Thank you Daniel. I’ve edited my contribution now.

Tim

#20

Ok, here is my basic challenge. I try to eliminate as many as possible before actually looping through numbers and testing them. As far as I can tell, you only need to test up to the square root of the number before it becomes impossible that any number afterward could possibly divide evenly into the number.

https://repl.it/Ie3f/0

#21

I am one of the mods involved in the testing and rating process.

The answer is no, you should not make any assumptions towards the length of the digits chains.
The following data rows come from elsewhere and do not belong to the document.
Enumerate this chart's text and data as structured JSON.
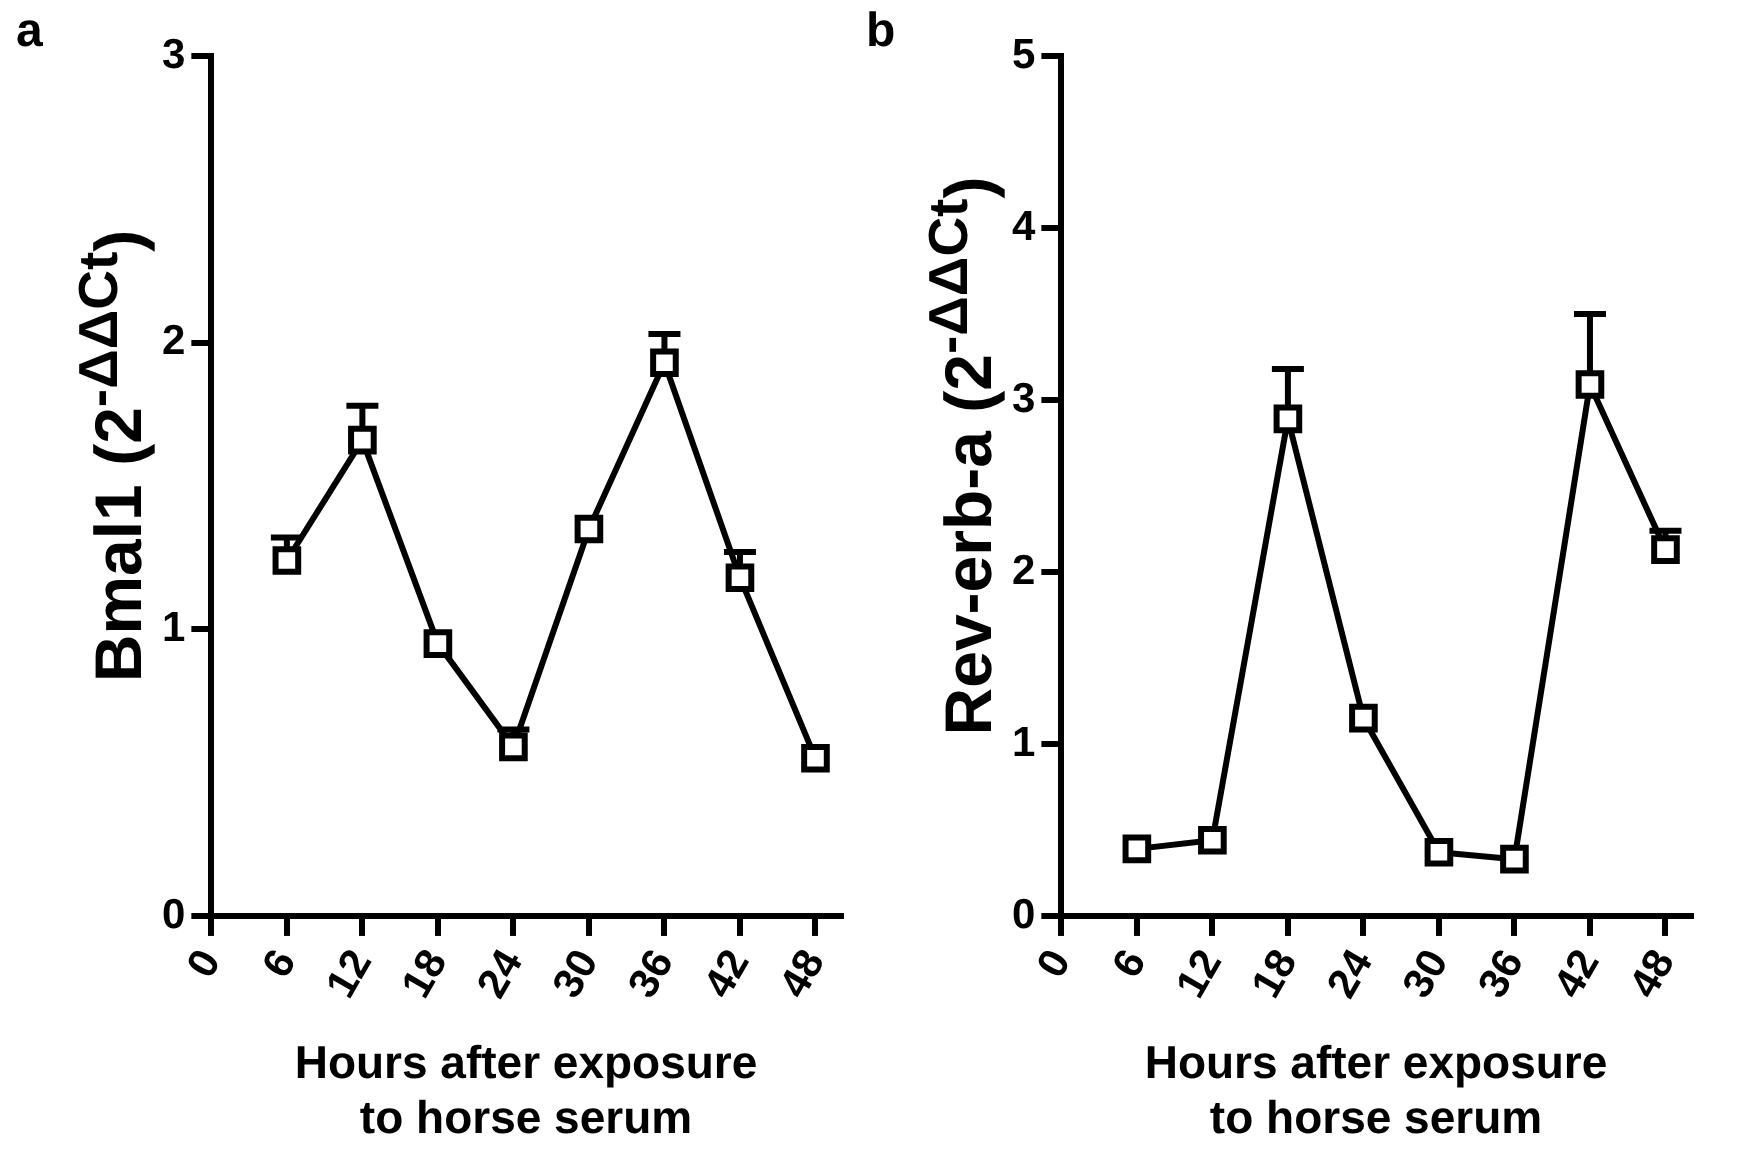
{
  "chart_data": [
    {
      "type": "line",
      "title": "a",
      "xlabel": "Hours after exposure\nto horse serum",
      "ylabel": "Bmal1 (2$^{-ΔΔCt}$)",
      "x": [
        6,
        12,
        18,
        24,
        30,
        36,
        42,
        48
      ],
      "marker": "square",
      "grid": false,
      "legend": false,
      "series": [
        {
          "color": "#000000",
          "values": [
            1.24,
            1.66,
            0.95,
            0.59,
            1.35,
            1.93,
            1.18,
            0.55
          ],
          "errors": [
            [
              1.24,
              1.32
            ],
            [
              1.66,
              1.78
            ],
            null,
            [
              0.59,
              0.65
            ],
            null,
            [
              1.93,
              2.03
            ],
            [
              1.18,
              1.27
            ],
            null
          ]
        }
      ],
      "xlim": [
        0,
        50
      ],
      "xticks": [
        0,
        6,
        12,
        18,
        24,
        30,
        36,
        42,
        48
      ],
      "ylim": [
        0,
        3
      ],
      "yticks": [
        0,
        1,
        2,
        3
      ]
    },
    {
      "type": "line",
      "title": "b",
      "xlabel": "Hours after exposure\nto horse serum",
      "ylabel": "Rev-erb-a (2$^{-ΔΔCt}$)",
      "x": [
        6,
        12,
        18,
        24,
        30,
        36,
        42,
        48
      ],
      "marker": "square",
      "grid": false,
      "legend": false,
      "series": [
        {
          "color": "#000000",
          "values": [
            0.39,
            0.44,
            2.89,
            1.15,
            0.37,
            0.33,
            3.09,
            2.13
          ],
          "errors": [
            null,
            null,
            [
              2.89,
              3.18
            ],
            null,
            null,
            null,
            [
              3.09,
              3.5
            ],
            [
              2.13,
              2.24
            ]
          ]
        }
      ],
      "xlim": [
        0,
        50
      ],
      "xticks": [
        0,
        6,
        12,
        18,
        24,
        30,
        36,
        42,
        48
      ],
      "ylim": [
        0,
        5
      ],
      "yticks": [
        0,
        1,
        2,
        3,
        4,
        5
      ]
    }
  ]
}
We can only assure you that in all tests we use strings containing numbers that can be evaluated using built-in types. For example, in Java, you can assume that all digits chain after casting to integer will be less than `Integer.MAX_VALUE`.

#22

I now know that I should have not imposed restrictions in the number of digits, but I had already started working on this solution for the Intermediate difficulty before doing so. Because I don’t think I’ll have time to complete the “correct” solution before the deadline I thought I would at least post this, so maybe I could get some criticism on this way of solving the problem regarding 3-digit or less numbers.